After you were happy with your rounds, you would return to the tree and sit on the object that looked strangely like a couch. There was a fireplace in the room, something that looked like a star flickered inside, but it kept the room warm, and the couch was soft. You'd sink into it, just yourself, and your newfound shadow would follow and join you.
Then you'd eat, sleep, and repeat.
It was maddening. You felt... aimless. You had wanted freedom, yes, you had wanted to live, but you felt twitchy. Unwilling to settle. You needed something to do.
That was when the books began to appear. Lining the previously empty shelves, a variety of them. Different shapes and sizes, different stories contained within. "Did you do this?" You asked Choice the first morning they appeared, still softened by sleep, staring in awe at the new addition to the realm.
"No, the realm answered your request. That is all," He answered you, softly. And that was that.
You picked one to read, settled down, and made yourself comfortable. He sat beside you, though far enough away not to crowd. For the first time in a long while, you felt yourself smile slightly.
"So what actually is your name?" You finally ask one day, weeks after you first arrived in his meadow, while sprawled out under a tree with a book in your lap. He's sat beside you, Hitchhiker's Guide to the Galaxy open before him because he's taken an interest in reading human literature too. It's sparked some interesting conversations, at least, even if you feel like you're the person least qualified to explain the human experience to a being like him.

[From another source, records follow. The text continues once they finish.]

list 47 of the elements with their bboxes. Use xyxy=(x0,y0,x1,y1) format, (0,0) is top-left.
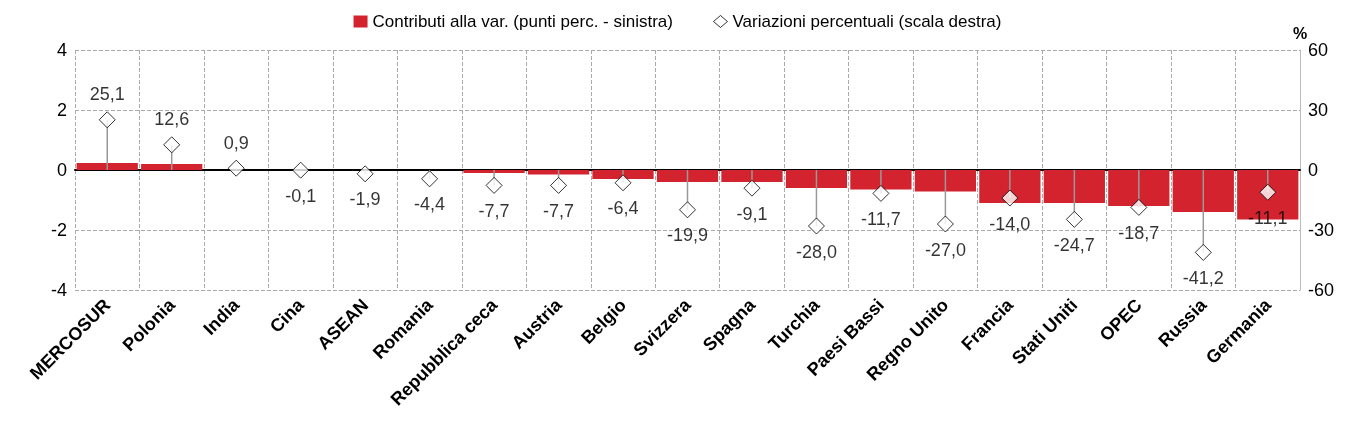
bar xyxy=(785,170,848,188)
data-label: -1,9 xyxy=(349,189,381,210)
y2-axis-title: % xyxy=(1292,24,1308,42)
data-label: 0,9 xyxy=(223,132,249,153)
bar xyxy=(1043,170,1105,203)
bar xyxy=(850,170,912,190)
bar xyxy=(914,170,977,192)
data-label: -24,7 xyxy=(1053,234,1095,255)
y-tick-label: -4 xyxy=(50,280,67,300)
bar xyxy=(463,170,525,173)
legend-label: Variazioni percentuali (scala destra) xyxy=(732,12,1002,31)
y-tick-label: 4 xyxy=(56,40,67,60)
y2-tick-label: 0 xyxy=(1308,160,1319,180)
data-label: -14,0 xyxy=(989,213,1031,234)
data-label: -11,7 xyxy=(861,208,901,229)
point xyxy=(1001,189,1019,207)
data-label: -41,2 xyxy=(1182,267,1224,288)
data-label: 25,1 xyxy=(89,84,125,105)
legend-label: Contributi alla var. (punti perc. - sinistra) xyxy=(372,12,673,31)
data-label: -7,7 xyxy=(478,200,510,221)
data-label: -27,0 xyxy=(924,239,966,260)
data-label: -6,4 xyxy=(607,198,639,219)
y2-tick-label: 60 xyxy=(1308,40,1329,60)
y-tick-label: 0 xyxy=(56,160,67,180)
data-label: -0,1 xyxy=(285,185,317,206)
data-label: -9,1 xyxy=(736,203,768,224)
point xyxy=(1130,198,1148,216)
data-label: -19,9 xyxy=(666,225,709,246)
bar xyxy=(592,170,654,179)
bar xyxy=(527,170,590,175)
y-tick-label: -2 xyxy=(50,220,67,240)
y2-tick-label: -60 xyxy=(1308,280,1335,300)
y2-tick-label: -30 xyxy=(1308,220,1335,240)
bar xyxy=(1108,170,1170,206)
data-label: -7,7 xyxy=(543,200,575,221)
y2-tick-label: 30 xyxy=(1308,100,1329,120)
bar xyxy=(656,170,719,182)
data-label: -4,4 xyxy=(414,194,446,215)
data-label: -28,0 xyxy=(795,241,837,262)
data-label: -18,7 xyxy=(1118,222,1160,243)
y-tick-label: 2 xyxy=(56,100,67,120)
x-tick-label: Cina xyxy=(266,294,309,337)
data-label: 12,6 xyxy=(154,109,190,130)
bar xyxy=(721,170,783,182)
bar xyxy=(76,163,138,170)
bar xyxy=(141,164,203,170)
bar xyxy=(1172,170,1234,212)
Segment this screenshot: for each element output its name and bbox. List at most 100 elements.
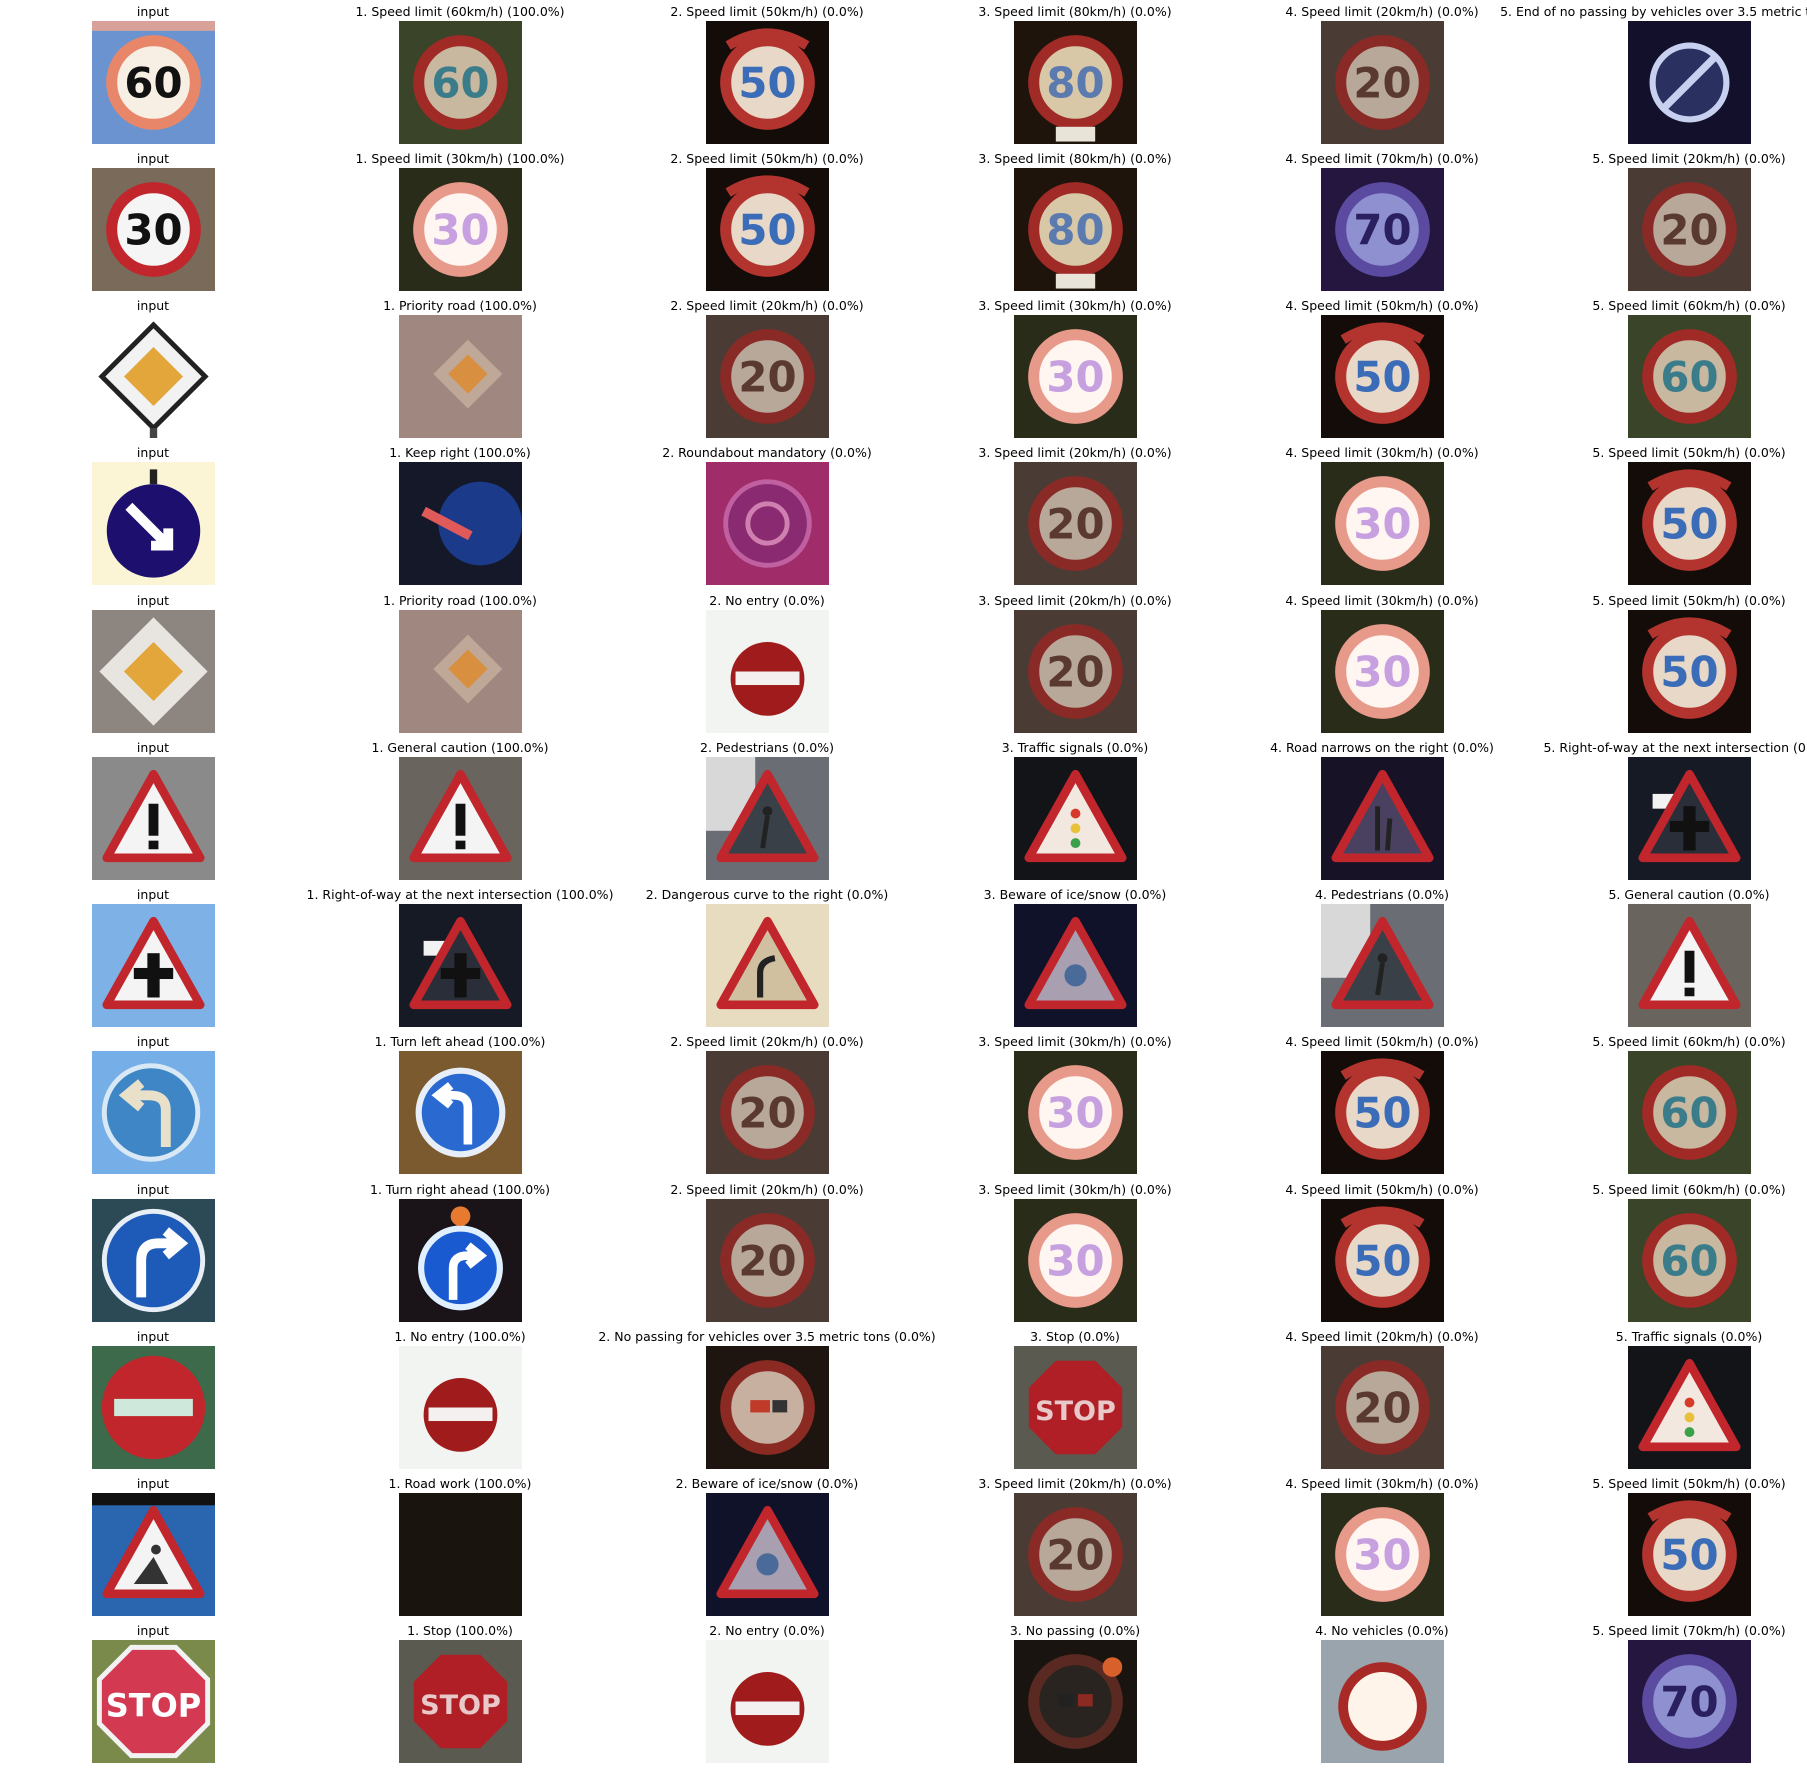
prediction-label: 1. Turn left ahead (100.0%) (374, 1034, 546, 1049)
speed-limit-20-sign-image: 20 (1014, 1493, 1137, 1616)
general-caution-sign-image (399, 757, 522, 880)
speed-limit-80-sign-image: 80 (1014, 21, 1137, 144)
turn-left-sign-image (399, 1051, 522, 1174)
input-cell: input (0, 1472, 306, 1619)
svg-text:20: 20 (1353, 58, 1411, 107)
prediction-label: 1. Speed limit (30km/h) (100.0%) (355, 151, 565, 166)
speed-limit-30-sign-image: 30 (1014, 1051, 1137, 1174)
svg-text:30: 30 (1353, 499, 1411, 548)
prediction-cell: 3. Beware of ice/snow (0.0%) (922, 883, 1228, 1030)
traffic-signals-sign-image (1014, 757, 1137, 880)
prediction-cell: 5. Speed limit (60km/h) (0.0%) 60 (1536, 1178, 1807, 1325)
prediction-cell: 4. Speed limit (50km/h) (0.0%) 50 (1229, 294, 1535, 441)
speed-limit-20-sign-image: 20 (706, 1199, 829, 1322)
input-label: input (136, 445, 170, 460)
prediction-cell: 4. Speed limit (50km/h) (0.0%) 50 (1229, 1030, 1535, 1177)
stop-sign-image: STOP (1014, 1346, 1137, 1469)
input-label: input (136, 4, 170, 19)
prediction-label: 2. No passing for vehicles over 3.5 metr… (598, 1329, 936, 1344)
prediction-label: 5. Speed limit (60km/h) (0.0%) (1592, 1182, 1786, 1197)
prediction-cell: 1. Turn right ahead (100.0%) (307, 1178, 613, 1325)
speed-limit-30-sign-image: 30 (1321, 610, 1444, 733)
prediction-label: 1. Stop (100.0%) (407, 1623, 513, 1638)
prediction-label: 2. Speed limit (20km/h) (0.0%) (670, 1034, 864, 1049)
prediction-label: 5. End of no passing by vehicles over 3.… (1500, 4, 1807, 19)
prediction-label: 1. General caution (100.0%) (371, 740, 549, 755)
svg-text:20: 20 (738, 1236, 796, 1285)
prediction-cell: 2. Beware of ice/snow (0.0%) (614, 1472, 920, 1619)
prediction-cell: 5. Speed limit (70km/h) (0.0%) 70 (1536, 1619, 1807, 1766)
prediction-cell: 3. Speed limit (80km/h) (0.0%) 80 (922, 147, 1228, 294)
general-caution-sign-image (1628, 904, 1751, 1027)
svg-text:50: 50 (1660, 1530, 1718, 1579)
prediction-cell: 1. No entry (100.0%) (307, 1325, 613, 1472)
prediction-cell: 4. Speed limit (20km/h) (0.0%) 20 (1229, 0, 1535, 147)
prediction-cell: 3. Speed limit (20km/h) (0.0%) 20 (922, 1472, 1228, 1619)
prediction-label: 3. Speed limit (80km/h) (0.0%) (978, 4, 1172, 19)
prediction-label: 2. Beware of ice/snow (0.0%) (675, 1476, 859, 1491)
speed-limit-20-sign-image: 20 (1321, 1346, 1444, 1469)
roadwork-input-sign-image (92, 1493, 215, 1616)
prediction-cell: 3. Traffic signals (0.0%) (922, 736, 1228, 883)
prediction-cell: 4. Speed limit (50km/h) (0.0%) 50 (1229, 1178, 1535, 1325)
prediction-label: 4. Speed limit (30km/h) (0.0%) (1285, 1476, 1479, 1491)
speed30-input-sign-image: 30 (92, 168, 215, 291)
svg-text:STOP: STOP (1035, 1396, 1116, 1427)
svg-text:STOP: STOP (420, 1690, 501, 1721)
input-cell: input (0, 736, 306, 883)
svg-text:80: 80 (1046, 58, 1104, 107)
prediction-label: 3. Traffic signals (0.0%) (1001, 740, 1149, 755)
prediction-label: 3. Speed limit (30km/h) (0.0%) (978, 298, 1172, 313)
input-label: input (136, 593, 170, 608)
input-cell: input (0, 294, 306, 441)
prediction-cell: 3. Speed limit (30km/h) (0.0%) 30 (922, 1030, 1228, 1177)
speed-limit-50-sign-image: 50 (1321, 315, 1444, 438)
prediction-cell: 2. Speed limit (20km/h) (0.0%) 20 (614, 294, 920, 441)
speed-limit-60-sign-image: 60 (399, 21, 522, 144)
priority-input-2-sign-image (92, 610, 215, 733)
pedestrians-sign-image (706, 757, 829, 880)
input-cell: input 60 (0, 0, 306, 147)
prediction-label: 2. Speed limit (20km/h) (0.0%) (670, 1182, 864, 1197)
prediction-cell: 5. Traffic signals (0.0%) (1536, 1325, 1807, 1472)
priority-input-sign-image (92, 315, 215, 438)
traffic-signals-sign-image (1628, 1346, 1751, 1469)
input-label: input (136, 1623, 170, 1638)
prediction-label: 4. Speed limit (70km/h) (0.0%) (1285, 151, 1479, 166)
prediction-cell: 2. No passing for vehicles over 3.5 metr… (598, 1325, 936, 1472)
prediction-label: 3. Speed limit (20km/h) (0.0%) (978, 445, 1172, 460)
speed-limit-50-sign-image: 50 (1321, 1051, 1444, 1174)
keepright-input-sign-image (92, 462, 215, 585)
input-label: input (136, 740, 170, 755)
prediction-cell: 3. Speed limit (30km/h) (0.0%) 30 (922, 1178, 1228, 1325)
svg-text:20: 20 (1660, 205, 1718, 254)
prediction-cell: 5. End of no passing by vehicles over 3.… (1500, 0, 1807, 147)
prediction-cell: 1. Speed limit (30km/h) (100.0%) 30 (307, 147, 613, 294)
prediction-cell: 4. Speed limit (30km/h) (0.0%) 30 (1229, 441, 1535, 588)
prediction-cell: 5. Speed limit (50km/h) (0.0%) 50 (1536, 589, 1807, 736)
prediction-cell: 4. Pedestrians (0.0%) (1229, 883, 1535, 1030)
input-label: input (136, 887, 170, 902)
speed-limit-50-sign-image: 50 (1628, 610, 1751, 733)
svg-text:STOP: STOP (106, 1686, 201, 1724)
svg-text:50: 50 (1660, 647, 1718, 696)
svg-text:60: 60 (431, 58, 489, 107)
speed-limit-20-sign-image: 20 (1628, 168, 1751, 291)
no-entry-sign-image (399, 1346, 522, 1469)
input-cell: input 30 (0, 147, 306, 294)
prediction-cell: 4. Speed limit (70km/h) (0.0%) 70 (1229, 147, 1535, 294)
prediction-label: 5. Speed limit (60km/h) (0.0%) (1592, 1034, 1786, 1049)
input-cell: input (0, 589, 306, 736)
prediction-cell: 1. General caution (100.0%) (307, 736, 613, 883)
prediction-label: 4. Speed limit (20km/h) (0.0%) (1285, 4, 1479, 19)
prediction-label: 4. No vehicles (0.0%) (1315, 1623, 1449, 1638)
svg-text:30: 30 (1046, 1236, 1104, 1285)
right-of-way-sign-image (399, 904, 522, 1027)
road-work-sign-image (399, 1493, 522, 1616)
prediction-label: 5. Traffic signals (0.0%) (1615, 1329, 1763, 1344)
input-label: input (136, 151, 170, 166)
input-label: input (136, 1476, 170, 1491)
input-label: input (136, 298, 170, 313)
prediction-label: 3. Speed limit (20km/h) (0.0%) (978, 1476, 1172, 1491)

"You call me Choice," He replied simply, looking up from his book, head tilting curiously, "is that not a name?"
"Well," You floundered for a minute, "I mean... technically, yeah? It's just... what you introduced yourself as, I guess. So it was the only thing I could think to call you." You explained, a touch awkward. He stared, his dark eyes catching the light and almost seeming to shimmer gold at certain points before he made a quiet sound.
He remained silent for a long moment, and you thought that was the end of that interaction. It happened sometimes, you had just mentally jotted it down as one of his many unusual quirks. It was fine. But just as your gaze returned to your book, he spoke again. "You may choose a different name for me, if you would like." You paused. Blinked. Then turned to look at him.
"You're... trusting me to name you?" You asked, slowly. He gave a small nod, intense gaze settled on you. You pursed your lips, thinking hard for a moment. There were a lot of names out there, of course, it was a decision you'd have to ponder on for awhile, more than likely. Picking the perfect name for a divine being, a Concept? It had to be perfect. And yet... "Simon."
He made a curious sound, almost like a quiet chiming. "Simon," He repeated.
"Yeah, Simon... Do you like it?" You don't know where it had come from, just that it sprung to mind instantly, along with the image of a man bathed in shadows and starlight. It seemed... right for him.
Simon nodded, just the one, his lips curling into a small smile, the embers of Hope flickering in his warm eyes. "Yes, I do," He agreed, before finally returning to his book.
You hid your responding smile in your own book, unsure what to make of the warmth spreading through your chest.
Author's Note:
This was supposed to be longer, but I was having such a time with Simon's characterisation that I am calling it here. Hopefully it's not disappointing, and I'll probably revisit the concept at a later date to work in the scenes that got cut from this version, but uh... if you don't know what you didn't get, you can't miss it yet!
Happy Valentine's Day, my starlights and voidlings!